И Савва Иванович размечтался. Так размечтался, что на поезд опоздал».

Коровин, рассказывая в своих мемуарах о парижских встречах с Шаляпиным, отмечал: «Федор Иванович часто говорил мне, что редко вспоминает Россию, но каждую ночь видит ее во сне. И всегда деревню, где он у меня гостил».

О дружбе Максима Горького и Фёдора Шаляпина ходят легенды. Достоверно известно, что когда в 1899 году Шаляпин ушёл от разорившегося Мамонтова, приняв предложение Большого театра, он в контракте потребовал предоставить постоянную ложу для Максима Горького.

Горький и Шаляпин
Горький и Шаляпин

Почему же именно Горький был ближе всех Шаляпину, а не другие представители творческой элиты? Возможно, это объясняет реплика Горького во время первой встречи, когда никому ещё не известный писатель заглянул к певцу к гримёрку и прямо сообщил: «Я Максим Горький… Я знаю историю твоей жизни… Мы братья».

«Так я познакомился с Горьким, - вспоминал уже Шаляпин, - И в дружеских беседах стало выясняться, что мы знакомы давным-давно».

«Везде, где я и Шаляпин являлись, мы оба становились сейчас же предметом упорного рассматривания и ощупывания, – шутил Максим Горький. – Он прожил много — не меньше меня, он видывал виды не хуже, чем я. Огромная, славная фигура! И — свой человек».

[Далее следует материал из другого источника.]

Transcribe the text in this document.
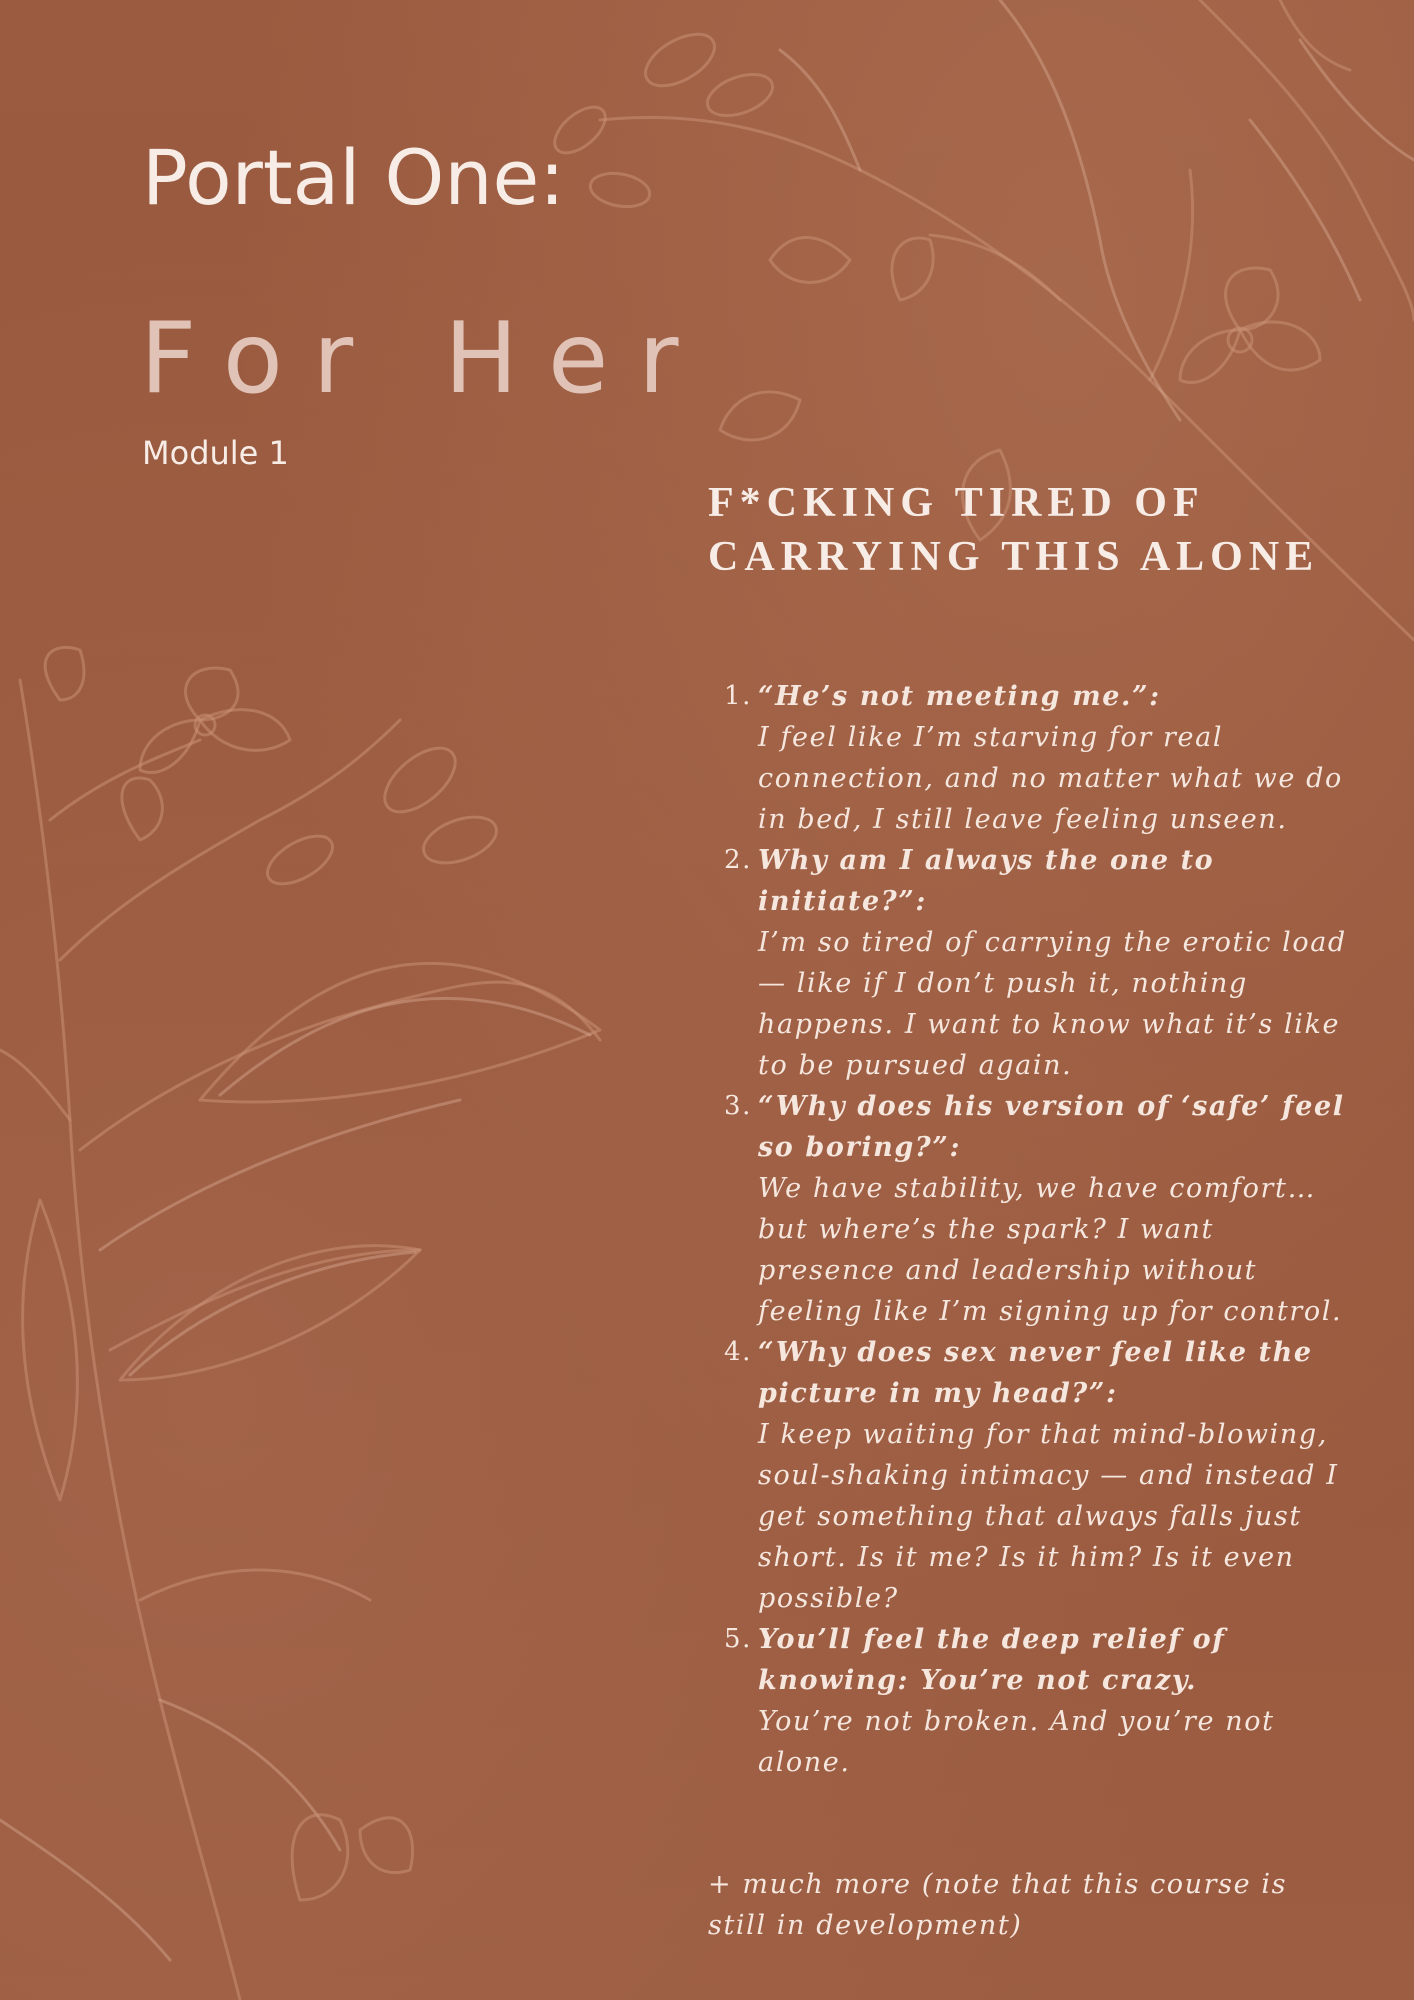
Portal One:
For Her
Module 1
F*CKING TIRED OF
CARRYING THIS ALONE
1. “He’s not meeting me.”:
I feel like I’m starving for real connection, and no matter what we do in bed, I still leave feeling unseen.
2. Why am I always the one to initiate?”:
I’m so tired of carrying the erotic load — like if I don’t push it, nothing happens. I want to know what it’s like to be pursued again.
3. “Why does his version of ‘safe’ feel so boring?”:
We have stability, we have comfort… but where’s the spark? I want presence and leadership without feeling like I’m signing up for control.
4. “Why does sex never feel like the picture in my head?”:
I keep waiting for that mind-blowing, soul-shaking intimacy — and instead I get something that always falls just short. Is it me? Is it him? Is it even possible?
5. You’ll feel the deep relief of knowing: You’re not crazy.
You’re not broken. And you’re not alone.

+ much more (note that this course is still in development)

Однако не суждено было этой близкой дружбе продержаться долго. Из-за турбулентности времени Горький и Шаляпин оказались по разные стороны баррикад. Последней каплей стали воспоминания Шаляпина «Страницы из моей жизни», написанные при помощи Горького и опубликованные без ведома Шаляпина советским издательством. Фёдор Иванович случайно увидел книгу в парижских магазинах. Получается, что мемуары певца были не просто напечатаны без его разрешения, но ещё и права на распространение проданы французской стороне, наверняка с подачи Горького. «Что же произошло? Произошло, оказывается, то, что мы вдруг стали различно понимать и оценивать происходящее в России. Я думаю, что в жизни, как в искусстве, двух правд не бывает — есть только одна правда. Кто этой правдой обладает, я не смею решить. Может быть, я, может быть, Алексей Максимович. Во всяком случае, на общей нам правде прежних лет мы уже не сходимся», – писал с горьким сожалением певец о своём бывшем друге и кумире.

«Маска и душа» – так называются воспоминания Шаляпина, выпущенные уже на склоне лет, в эмиграции. Сегодня обе книги можно открыть и посмотреть на мир глазами Шаляпина – человека бескрайнего дарования, про которого можно сказать, перефразировав слова Апполона Григорьева оо Пушкине: «Шаляпин – это наше всё».